California TV Viewers Rattled by Emergency Alert About ‘Extremely Violent Times’ to Come

“It almost sounded like Hitler talking,” says one HGTV fan, whose quality viewing time was interrupted

emergency alert

Forget flash-flood warnings — some television viewers received a much more dire alert from their televisions on Thursday.

Viewers in Orange County, California, had their quality viewing time interrupted by an apocalyptic emergency alert warning of “extremely violent times” to come, the Orange County Register reports.

The alert featured a male voice declaring, “Realize this, extremely violent times will come,” the paper said.

Stacy Laflamme of Lake Forest, California, likened the voice to that of Adolf Hitler.

“It almost sounded like Hitler talking,” Laflamme, who was watching HGTV via Cox Communications when she received the message, said. “It sounded like a radio broadcast coming through the television.”

Spectrum cable customers in the area also received the alarming doomsday warning.
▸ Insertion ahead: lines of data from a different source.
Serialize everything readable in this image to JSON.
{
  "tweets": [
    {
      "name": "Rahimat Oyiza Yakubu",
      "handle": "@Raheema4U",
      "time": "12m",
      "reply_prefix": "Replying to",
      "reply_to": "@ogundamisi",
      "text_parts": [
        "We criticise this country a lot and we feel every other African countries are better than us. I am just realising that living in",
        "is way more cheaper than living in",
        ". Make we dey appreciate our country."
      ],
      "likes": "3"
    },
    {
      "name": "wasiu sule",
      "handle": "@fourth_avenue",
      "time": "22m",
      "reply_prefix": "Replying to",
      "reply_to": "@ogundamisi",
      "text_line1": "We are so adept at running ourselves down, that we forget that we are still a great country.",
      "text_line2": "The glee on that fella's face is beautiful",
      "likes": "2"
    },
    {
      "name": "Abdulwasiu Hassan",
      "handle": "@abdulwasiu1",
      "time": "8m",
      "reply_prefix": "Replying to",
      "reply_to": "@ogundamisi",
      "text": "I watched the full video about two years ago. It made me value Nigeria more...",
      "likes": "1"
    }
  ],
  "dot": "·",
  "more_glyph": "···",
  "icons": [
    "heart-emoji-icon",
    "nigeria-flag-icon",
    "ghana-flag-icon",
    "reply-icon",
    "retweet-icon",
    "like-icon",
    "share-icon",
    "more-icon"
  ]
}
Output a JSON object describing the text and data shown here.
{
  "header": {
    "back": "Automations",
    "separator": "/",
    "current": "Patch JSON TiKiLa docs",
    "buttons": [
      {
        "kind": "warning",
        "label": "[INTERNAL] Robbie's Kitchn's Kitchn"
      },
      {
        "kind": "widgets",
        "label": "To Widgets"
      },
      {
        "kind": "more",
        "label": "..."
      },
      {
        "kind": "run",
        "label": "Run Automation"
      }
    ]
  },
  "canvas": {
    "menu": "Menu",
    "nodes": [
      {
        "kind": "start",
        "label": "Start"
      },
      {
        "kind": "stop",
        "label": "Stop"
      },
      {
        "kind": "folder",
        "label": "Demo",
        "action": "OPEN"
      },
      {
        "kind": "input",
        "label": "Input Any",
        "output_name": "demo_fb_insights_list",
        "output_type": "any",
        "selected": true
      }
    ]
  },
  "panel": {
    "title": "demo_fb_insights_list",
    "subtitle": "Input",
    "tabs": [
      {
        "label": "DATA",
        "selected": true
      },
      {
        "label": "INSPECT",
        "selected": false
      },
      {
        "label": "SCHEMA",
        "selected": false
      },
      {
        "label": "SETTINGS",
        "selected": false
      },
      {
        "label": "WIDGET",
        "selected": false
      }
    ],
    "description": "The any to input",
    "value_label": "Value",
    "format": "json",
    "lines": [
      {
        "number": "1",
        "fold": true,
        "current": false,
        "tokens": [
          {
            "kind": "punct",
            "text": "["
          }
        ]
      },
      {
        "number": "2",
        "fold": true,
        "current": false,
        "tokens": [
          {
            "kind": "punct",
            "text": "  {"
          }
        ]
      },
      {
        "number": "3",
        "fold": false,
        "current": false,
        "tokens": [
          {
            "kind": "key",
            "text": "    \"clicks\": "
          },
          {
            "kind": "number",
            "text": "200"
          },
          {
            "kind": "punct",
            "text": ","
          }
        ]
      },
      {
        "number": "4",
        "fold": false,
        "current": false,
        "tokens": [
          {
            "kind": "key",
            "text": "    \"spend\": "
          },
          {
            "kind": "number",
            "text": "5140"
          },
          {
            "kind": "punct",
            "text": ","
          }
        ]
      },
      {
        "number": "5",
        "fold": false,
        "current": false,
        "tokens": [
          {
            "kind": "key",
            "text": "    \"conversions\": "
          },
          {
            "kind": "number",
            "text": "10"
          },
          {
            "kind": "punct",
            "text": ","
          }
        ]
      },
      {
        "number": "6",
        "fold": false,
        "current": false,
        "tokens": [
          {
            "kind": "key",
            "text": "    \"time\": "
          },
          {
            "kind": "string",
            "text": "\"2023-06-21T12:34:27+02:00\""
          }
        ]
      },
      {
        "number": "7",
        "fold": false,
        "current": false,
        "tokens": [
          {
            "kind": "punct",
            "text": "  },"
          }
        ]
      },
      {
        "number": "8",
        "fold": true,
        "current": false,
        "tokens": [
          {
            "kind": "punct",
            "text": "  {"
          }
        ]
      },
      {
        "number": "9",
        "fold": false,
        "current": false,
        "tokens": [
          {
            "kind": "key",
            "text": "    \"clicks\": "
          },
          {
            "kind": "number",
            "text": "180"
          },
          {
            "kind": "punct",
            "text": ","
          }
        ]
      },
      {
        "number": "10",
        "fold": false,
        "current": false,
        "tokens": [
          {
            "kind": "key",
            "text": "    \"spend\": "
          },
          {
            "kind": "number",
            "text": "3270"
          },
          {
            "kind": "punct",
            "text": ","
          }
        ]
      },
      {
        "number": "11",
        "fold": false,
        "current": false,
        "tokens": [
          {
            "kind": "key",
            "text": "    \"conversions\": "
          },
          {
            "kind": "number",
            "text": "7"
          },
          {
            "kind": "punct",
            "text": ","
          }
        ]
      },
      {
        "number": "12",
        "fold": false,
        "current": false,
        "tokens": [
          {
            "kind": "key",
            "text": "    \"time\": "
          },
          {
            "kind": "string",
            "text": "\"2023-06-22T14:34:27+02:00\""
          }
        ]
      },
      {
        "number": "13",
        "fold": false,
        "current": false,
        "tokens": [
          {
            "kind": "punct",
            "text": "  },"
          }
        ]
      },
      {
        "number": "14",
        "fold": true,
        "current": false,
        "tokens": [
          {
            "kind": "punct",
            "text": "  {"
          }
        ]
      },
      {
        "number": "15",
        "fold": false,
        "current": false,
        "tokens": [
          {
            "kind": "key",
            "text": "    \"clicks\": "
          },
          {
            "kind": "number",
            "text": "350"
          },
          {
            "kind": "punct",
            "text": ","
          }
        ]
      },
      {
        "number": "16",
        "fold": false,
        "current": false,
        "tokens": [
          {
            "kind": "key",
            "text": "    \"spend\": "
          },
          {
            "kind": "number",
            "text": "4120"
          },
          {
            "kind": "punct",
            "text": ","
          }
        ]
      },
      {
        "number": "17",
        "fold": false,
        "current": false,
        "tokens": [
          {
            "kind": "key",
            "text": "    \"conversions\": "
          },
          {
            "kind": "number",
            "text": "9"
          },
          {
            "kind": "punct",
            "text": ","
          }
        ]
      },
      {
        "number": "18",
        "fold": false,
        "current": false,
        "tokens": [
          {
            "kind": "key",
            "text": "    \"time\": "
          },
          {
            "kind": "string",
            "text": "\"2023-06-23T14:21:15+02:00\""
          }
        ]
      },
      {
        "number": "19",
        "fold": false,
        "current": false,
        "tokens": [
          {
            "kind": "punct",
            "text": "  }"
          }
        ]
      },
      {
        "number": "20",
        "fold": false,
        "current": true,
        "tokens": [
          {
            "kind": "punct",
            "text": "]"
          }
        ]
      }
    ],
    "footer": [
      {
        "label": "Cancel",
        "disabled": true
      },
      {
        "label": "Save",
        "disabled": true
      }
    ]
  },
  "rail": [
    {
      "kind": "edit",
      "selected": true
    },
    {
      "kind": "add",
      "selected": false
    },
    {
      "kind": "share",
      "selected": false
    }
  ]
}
Such as Diamond Bar resident Erin Mireles, whose enjoyment of Bravo programming was cut into with the much heavier fare.

“I was definitely startled, ’cause the volume increased exponentially,” Mireles said. “I wasn’t alarmed in the sense of thinking something was wrong, ’cause I assumed it was some sort of hack. My channel changed back to Bravo after a couple minutes.”

Cox spokesman Joe Camero laid the blame on one or more radio stations conducting an emergency test. Cable systems pick up such alerts, and viewers should have seen a normal emergency-broadcast test. But in this instance a tone that normally would have signaled the end of the test was not transmitted. Because of the missing tone, the broadcast picked up a portion of audio feed that “bled into the alert,” the paper said.

“With these tests, an emergency tone is sent out to initiate the test,” Camero said. “After the tone is transmitted, another tone is sent to end the message. It appears that the radio station (or stations) did not transmit the end tone to complete the test.”

“We don’t want to alarm anyone with any false emergency alerts,” he added.

Both Cox and Spectrum are investigating the incidents.